Part of my John Muir Award was that I was going to learn tree identification, or get better at it I mean. After a few months of trying and not really getting that far I decided something had to be done.

So I’ve bought this book. Something I never thought I’d be spending money on. Having said that, I have really enjoyed getting to grips with the more common, native trees around my patch and in Holyrood Park. To really get myself into it I’ve made myself a Tree List. It works just the same as my Bird Lists, but they are trees, and I don’t record the date because a tree that I see on the 29th of April is almost certainly going to be there whenever I next look.

I’ve gone out a couple times now, looking specifically at trees. I’ve taken a lot of pictures and had a few moments where I’ve IDed trees without the help if the book, and that’s felt good. 

All this interest in trees found me asking dad if we can go and see the tallest conifer in Europe when we’re on holiday in Findhorn, as it’s not far away; just along the road west of Inverness. So I’m looking forward to that.

Before I show you my tree list I should explain, trees only go on my list if I can pretty reliably identify them when they are in front of me.

My tree list:

Scot’s Pine, Spinus sylvestris

Common Beech, Fagus sylvatica

Common Hawthorn, Crataegus monogyna

Sycamore, Acer pseudoplatanus

Common Yew, Taxus baccata

Common Ash, Fraxinus excelsior

Elder, Sambucus nigra

Common Alder, Alnus glutinosa

Silver Birch, Betula pendula

Monkey Puzzle, Araucaria araucana

Wych Elm, Ulmus glabra

Horse Chestnut, Aesculus hippocastanum

Blackthorn, Prinus spinosa

Cherry Laurel, Prunus laurocerasus

That’s it so far. Just 14 species but that’s more than I could ID before purchasing that heavy book. I’m close to being able to ID and find some sort of Lime tree but I can’t work out what species in particular. I’ll try to update this list as much as I update my Year List, which isn’t that often but I’ll try my best to remember.

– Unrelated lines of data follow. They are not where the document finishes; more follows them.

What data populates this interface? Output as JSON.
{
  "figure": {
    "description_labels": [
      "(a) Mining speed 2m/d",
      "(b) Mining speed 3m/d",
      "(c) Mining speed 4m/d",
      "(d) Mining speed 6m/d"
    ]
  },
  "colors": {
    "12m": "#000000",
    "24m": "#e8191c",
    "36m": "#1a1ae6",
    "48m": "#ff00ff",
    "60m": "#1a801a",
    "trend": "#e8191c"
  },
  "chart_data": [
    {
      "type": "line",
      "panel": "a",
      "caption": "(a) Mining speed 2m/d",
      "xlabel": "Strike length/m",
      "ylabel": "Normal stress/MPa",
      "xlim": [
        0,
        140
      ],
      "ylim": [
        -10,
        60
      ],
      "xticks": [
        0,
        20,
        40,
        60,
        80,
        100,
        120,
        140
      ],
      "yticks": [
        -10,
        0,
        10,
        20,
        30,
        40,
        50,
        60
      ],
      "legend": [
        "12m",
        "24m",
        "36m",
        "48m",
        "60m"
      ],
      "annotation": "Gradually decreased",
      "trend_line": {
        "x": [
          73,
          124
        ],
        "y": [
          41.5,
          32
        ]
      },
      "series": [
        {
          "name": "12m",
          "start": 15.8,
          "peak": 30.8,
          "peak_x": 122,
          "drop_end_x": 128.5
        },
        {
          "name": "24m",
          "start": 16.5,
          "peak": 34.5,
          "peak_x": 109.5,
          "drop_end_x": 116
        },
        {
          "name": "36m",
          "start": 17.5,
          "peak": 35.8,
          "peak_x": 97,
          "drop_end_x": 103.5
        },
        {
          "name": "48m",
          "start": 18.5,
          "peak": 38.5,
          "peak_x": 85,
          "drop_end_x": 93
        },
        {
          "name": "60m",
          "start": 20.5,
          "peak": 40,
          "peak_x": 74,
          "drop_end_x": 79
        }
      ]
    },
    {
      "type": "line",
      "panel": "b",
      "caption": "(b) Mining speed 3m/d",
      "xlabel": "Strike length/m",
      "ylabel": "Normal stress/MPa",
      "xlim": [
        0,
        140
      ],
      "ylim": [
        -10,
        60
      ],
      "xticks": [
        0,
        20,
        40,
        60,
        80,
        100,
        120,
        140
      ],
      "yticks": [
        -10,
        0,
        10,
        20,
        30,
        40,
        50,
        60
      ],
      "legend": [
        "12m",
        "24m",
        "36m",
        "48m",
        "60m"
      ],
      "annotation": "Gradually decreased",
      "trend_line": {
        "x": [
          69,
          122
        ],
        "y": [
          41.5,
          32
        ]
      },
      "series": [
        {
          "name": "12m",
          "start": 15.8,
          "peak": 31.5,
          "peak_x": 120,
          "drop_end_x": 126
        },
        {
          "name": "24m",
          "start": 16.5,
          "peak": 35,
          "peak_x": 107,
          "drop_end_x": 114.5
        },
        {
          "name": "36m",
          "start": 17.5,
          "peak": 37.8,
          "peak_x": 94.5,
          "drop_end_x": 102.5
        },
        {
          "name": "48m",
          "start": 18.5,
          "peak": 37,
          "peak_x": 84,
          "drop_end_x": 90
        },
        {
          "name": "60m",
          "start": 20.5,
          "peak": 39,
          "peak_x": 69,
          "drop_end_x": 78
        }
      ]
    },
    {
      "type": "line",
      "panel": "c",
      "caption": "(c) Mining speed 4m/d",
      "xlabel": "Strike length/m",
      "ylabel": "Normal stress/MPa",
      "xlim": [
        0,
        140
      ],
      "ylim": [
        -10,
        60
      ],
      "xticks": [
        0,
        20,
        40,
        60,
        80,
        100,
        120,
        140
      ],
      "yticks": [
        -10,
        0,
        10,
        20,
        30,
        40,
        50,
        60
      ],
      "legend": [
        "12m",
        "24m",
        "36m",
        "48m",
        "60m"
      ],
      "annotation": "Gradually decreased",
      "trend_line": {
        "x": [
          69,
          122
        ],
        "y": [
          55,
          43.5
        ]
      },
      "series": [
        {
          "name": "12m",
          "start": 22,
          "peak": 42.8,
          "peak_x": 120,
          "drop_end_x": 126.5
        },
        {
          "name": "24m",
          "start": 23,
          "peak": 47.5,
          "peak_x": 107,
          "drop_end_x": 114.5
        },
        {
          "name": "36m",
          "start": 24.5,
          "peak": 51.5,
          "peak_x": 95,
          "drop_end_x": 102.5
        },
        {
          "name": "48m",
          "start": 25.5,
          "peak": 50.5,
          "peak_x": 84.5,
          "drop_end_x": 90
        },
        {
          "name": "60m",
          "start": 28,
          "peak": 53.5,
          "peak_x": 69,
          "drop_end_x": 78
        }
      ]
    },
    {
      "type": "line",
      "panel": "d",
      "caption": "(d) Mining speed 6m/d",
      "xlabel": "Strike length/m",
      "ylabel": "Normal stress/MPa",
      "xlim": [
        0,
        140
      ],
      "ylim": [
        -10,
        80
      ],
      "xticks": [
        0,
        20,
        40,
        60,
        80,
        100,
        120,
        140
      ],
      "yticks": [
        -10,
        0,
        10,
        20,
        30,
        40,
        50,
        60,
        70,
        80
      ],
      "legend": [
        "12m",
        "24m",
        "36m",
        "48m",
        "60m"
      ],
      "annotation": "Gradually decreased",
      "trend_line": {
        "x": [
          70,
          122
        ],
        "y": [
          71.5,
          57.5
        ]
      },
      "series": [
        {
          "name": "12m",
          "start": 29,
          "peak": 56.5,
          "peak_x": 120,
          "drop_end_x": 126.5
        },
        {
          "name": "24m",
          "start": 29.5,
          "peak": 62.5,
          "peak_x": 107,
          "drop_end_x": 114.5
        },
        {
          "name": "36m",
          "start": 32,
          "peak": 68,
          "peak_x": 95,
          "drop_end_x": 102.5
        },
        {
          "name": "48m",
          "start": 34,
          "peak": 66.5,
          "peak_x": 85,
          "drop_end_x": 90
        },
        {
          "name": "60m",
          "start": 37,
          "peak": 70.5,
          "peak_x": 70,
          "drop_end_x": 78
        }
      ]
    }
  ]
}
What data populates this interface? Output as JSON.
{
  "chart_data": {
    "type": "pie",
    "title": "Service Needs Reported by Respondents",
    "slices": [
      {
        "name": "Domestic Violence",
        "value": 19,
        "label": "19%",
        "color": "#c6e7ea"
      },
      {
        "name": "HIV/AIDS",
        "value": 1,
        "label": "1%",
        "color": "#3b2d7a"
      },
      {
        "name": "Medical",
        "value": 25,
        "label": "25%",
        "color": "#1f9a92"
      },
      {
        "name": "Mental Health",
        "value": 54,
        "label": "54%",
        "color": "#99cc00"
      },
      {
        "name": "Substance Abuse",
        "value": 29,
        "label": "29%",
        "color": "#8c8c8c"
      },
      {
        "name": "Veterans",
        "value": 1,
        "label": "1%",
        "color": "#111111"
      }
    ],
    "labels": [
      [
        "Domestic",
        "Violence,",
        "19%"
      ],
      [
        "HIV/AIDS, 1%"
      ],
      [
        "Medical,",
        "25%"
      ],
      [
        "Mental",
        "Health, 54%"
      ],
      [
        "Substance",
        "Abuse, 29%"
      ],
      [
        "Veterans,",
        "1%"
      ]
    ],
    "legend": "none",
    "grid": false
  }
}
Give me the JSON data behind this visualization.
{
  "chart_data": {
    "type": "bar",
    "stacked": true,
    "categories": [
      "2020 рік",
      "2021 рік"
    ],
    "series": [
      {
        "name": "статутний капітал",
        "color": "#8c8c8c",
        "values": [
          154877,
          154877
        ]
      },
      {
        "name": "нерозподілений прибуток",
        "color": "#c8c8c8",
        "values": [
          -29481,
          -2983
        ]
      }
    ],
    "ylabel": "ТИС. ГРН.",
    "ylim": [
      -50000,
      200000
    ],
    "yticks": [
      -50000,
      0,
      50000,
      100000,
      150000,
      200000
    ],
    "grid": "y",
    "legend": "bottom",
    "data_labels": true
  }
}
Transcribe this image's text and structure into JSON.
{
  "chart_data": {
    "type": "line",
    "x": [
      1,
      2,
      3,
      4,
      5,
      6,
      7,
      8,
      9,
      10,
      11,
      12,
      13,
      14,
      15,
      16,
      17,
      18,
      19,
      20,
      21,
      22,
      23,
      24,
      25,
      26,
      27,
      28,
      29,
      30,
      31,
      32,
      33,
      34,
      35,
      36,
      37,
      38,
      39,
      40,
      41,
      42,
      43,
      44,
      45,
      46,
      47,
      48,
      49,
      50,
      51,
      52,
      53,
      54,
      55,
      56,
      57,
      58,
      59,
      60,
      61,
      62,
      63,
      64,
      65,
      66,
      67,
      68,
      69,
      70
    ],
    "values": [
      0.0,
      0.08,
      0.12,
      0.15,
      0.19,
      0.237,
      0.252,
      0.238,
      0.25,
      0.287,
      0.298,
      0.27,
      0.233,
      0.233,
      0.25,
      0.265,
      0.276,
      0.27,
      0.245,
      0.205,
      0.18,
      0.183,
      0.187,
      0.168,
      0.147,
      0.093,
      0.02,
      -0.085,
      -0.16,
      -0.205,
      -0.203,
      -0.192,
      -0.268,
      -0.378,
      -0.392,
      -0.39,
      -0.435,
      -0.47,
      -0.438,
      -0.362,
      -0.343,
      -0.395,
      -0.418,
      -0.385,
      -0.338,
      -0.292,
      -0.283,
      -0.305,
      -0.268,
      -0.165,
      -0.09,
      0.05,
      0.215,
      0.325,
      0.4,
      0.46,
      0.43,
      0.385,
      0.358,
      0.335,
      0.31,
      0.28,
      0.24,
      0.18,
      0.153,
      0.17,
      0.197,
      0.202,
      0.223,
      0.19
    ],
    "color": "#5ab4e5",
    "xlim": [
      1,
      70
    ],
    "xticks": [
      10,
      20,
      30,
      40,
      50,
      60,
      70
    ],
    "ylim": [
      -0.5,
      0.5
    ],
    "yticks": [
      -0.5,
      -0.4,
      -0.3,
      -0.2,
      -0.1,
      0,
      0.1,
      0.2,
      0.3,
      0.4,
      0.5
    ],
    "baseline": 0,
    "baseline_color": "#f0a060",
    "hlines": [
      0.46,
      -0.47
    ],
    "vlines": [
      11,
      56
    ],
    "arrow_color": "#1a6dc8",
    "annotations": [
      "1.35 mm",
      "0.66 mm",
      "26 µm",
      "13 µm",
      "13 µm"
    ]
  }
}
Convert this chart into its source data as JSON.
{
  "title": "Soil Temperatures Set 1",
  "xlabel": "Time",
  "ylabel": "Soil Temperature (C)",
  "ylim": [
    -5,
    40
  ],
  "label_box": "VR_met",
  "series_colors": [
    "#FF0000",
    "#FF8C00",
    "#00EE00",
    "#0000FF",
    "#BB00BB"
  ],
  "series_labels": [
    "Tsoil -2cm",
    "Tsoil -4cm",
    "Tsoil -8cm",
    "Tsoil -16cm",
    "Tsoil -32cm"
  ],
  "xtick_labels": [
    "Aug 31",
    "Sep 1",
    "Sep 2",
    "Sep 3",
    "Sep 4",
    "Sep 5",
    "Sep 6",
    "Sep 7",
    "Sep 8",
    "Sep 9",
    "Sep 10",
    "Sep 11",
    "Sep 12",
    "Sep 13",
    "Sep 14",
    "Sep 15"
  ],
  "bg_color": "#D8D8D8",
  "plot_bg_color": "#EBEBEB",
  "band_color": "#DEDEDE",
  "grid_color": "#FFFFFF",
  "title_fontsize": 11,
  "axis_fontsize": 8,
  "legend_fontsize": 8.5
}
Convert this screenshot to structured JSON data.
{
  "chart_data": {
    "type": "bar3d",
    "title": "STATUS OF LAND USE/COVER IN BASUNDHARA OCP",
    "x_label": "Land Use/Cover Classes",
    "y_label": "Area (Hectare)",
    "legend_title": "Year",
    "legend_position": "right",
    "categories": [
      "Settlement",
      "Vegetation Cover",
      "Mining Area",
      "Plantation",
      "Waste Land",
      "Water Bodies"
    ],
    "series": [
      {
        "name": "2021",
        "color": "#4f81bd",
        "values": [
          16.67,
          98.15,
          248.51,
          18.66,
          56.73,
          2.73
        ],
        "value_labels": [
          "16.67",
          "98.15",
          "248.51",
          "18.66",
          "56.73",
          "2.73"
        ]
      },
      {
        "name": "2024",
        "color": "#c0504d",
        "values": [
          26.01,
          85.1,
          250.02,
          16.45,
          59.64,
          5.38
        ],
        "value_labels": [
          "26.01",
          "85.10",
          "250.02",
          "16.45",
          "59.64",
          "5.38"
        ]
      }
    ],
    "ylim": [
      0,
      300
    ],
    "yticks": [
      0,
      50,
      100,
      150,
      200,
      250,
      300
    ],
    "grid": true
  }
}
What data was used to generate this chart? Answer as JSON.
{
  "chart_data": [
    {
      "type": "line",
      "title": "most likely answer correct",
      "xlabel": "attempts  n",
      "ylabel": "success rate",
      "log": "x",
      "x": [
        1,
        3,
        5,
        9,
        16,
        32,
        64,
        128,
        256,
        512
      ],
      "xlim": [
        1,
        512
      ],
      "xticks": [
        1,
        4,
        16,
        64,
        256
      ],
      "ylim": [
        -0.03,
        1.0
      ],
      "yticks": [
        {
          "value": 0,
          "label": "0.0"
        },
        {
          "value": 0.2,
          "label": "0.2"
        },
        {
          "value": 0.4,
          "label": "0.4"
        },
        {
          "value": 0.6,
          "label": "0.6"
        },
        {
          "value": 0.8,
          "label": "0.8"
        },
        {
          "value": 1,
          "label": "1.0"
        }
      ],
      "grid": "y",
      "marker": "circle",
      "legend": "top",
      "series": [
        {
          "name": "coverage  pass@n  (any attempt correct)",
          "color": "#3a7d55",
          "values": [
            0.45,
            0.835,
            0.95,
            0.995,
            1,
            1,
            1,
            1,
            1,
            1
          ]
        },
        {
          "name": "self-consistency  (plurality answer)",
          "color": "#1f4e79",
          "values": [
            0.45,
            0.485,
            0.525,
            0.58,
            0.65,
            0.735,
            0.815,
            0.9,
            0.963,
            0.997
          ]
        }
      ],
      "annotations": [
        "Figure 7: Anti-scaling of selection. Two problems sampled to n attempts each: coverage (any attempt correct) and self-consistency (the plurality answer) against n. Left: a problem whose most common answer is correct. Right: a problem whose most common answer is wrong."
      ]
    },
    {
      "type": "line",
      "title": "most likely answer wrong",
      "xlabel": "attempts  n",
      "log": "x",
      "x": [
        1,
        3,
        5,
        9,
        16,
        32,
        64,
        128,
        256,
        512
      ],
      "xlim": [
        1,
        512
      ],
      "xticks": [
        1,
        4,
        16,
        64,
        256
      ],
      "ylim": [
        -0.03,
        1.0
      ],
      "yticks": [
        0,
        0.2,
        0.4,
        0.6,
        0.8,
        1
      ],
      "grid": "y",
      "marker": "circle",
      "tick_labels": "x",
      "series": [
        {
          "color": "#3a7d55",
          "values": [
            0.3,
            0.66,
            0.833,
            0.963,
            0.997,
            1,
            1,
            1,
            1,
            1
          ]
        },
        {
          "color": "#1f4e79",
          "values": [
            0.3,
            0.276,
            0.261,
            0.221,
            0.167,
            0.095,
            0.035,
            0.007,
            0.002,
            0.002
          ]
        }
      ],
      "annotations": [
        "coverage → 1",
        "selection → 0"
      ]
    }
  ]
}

  Monkey Puzzle in someone’s garden behind an unidentified conifer.

Edit: the one in front is Western Hemlock


Common Ash


 Common Hawthorn


 Common Beech


 Horse Chestnut



 Cherry Laurel


 I’m lucky to have some of the oldest trees in Edinburgh on my patch.  Pretty much all of them are native, and a few are well naturalised such as Sycamore and Horse Chestnut.